Data model objects also include attributes, which are simply fields (exposed for use in reporting) associated with the dataset that the object represents. There are five types of object attributes: auto-extracted (fields that Splunk derives at search time), eval expressions (field derived from an eval expression that you enter in the attribute definition), lookups (they add fields from external data sources such as CSV files and scripts), regular expressions (a field that is extracted from the object event data using a regular expression) and GeoIP (of a lookup that adds geographical attributes, such as latitude, longitude, country, and city to events in the object dataset).

Attributes fall into one of three categories: inherited attributes (from the object's parent), extracted attributes (that you add to an object), or calculated (attributes that are the result of a calculation or a lookup).

When you define data model attributes, you can define (for each object in the data model) whether it is visible or hidden.
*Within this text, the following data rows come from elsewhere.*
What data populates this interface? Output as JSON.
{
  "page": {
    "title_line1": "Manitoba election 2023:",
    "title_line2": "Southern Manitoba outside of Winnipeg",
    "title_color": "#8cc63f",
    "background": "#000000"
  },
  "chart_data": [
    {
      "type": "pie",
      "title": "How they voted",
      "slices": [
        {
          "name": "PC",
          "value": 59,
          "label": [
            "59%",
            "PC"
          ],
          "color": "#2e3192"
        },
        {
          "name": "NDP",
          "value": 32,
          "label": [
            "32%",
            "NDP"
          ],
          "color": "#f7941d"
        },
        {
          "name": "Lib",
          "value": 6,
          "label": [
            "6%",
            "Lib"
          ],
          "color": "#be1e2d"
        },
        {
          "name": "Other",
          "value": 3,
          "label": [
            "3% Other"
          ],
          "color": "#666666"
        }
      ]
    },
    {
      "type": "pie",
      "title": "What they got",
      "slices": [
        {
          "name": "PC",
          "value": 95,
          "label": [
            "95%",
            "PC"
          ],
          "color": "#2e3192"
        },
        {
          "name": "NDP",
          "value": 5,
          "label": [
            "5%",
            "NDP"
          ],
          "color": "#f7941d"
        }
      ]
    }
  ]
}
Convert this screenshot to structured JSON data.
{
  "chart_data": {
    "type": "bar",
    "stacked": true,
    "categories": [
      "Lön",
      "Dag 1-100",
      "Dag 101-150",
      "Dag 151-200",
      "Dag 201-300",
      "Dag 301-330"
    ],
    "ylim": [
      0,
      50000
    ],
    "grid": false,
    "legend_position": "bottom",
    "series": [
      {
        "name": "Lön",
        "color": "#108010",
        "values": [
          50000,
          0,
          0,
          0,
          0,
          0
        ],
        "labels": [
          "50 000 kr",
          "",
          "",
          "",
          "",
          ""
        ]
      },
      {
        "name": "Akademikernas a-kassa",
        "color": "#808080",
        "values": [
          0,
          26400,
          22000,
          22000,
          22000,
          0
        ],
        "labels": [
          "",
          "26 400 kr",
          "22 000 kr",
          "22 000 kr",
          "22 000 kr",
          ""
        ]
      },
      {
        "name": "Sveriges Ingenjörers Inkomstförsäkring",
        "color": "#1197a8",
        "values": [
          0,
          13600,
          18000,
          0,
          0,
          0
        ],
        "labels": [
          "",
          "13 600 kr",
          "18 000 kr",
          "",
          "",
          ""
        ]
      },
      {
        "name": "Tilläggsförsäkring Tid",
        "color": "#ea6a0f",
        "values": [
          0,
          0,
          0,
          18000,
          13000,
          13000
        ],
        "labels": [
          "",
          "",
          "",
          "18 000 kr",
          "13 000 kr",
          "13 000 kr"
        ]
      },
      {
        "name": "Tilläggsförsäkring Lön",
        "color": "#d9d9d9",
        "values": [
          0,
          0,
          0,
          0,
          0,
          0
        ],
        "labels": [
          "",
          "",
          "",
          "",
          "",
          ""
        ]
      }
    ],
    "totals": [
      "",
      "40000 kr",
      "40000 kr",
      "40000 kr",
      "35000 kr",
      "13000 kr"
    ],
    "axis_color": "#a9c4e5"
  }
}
Attributes are visible by default. This is particularly important if each object in your data model has many attributes but only a few are essential for your user's needs. Determining which attributes to include in a Splunk data model and which attributes to expose is a critical part of the overall design of the model. Typically, it's often helpful if each object exposes only the data that is relevant to that object, making it easier to understand and use for your average Splunk user.

In addition to attribute visibility, it is also possible to make any attribute required or optional. Indicating that an attribute is required means that every event represented by the object must have that attribute. When you define an attribute as optional, it means that the object may have events that do not have that attribute at all.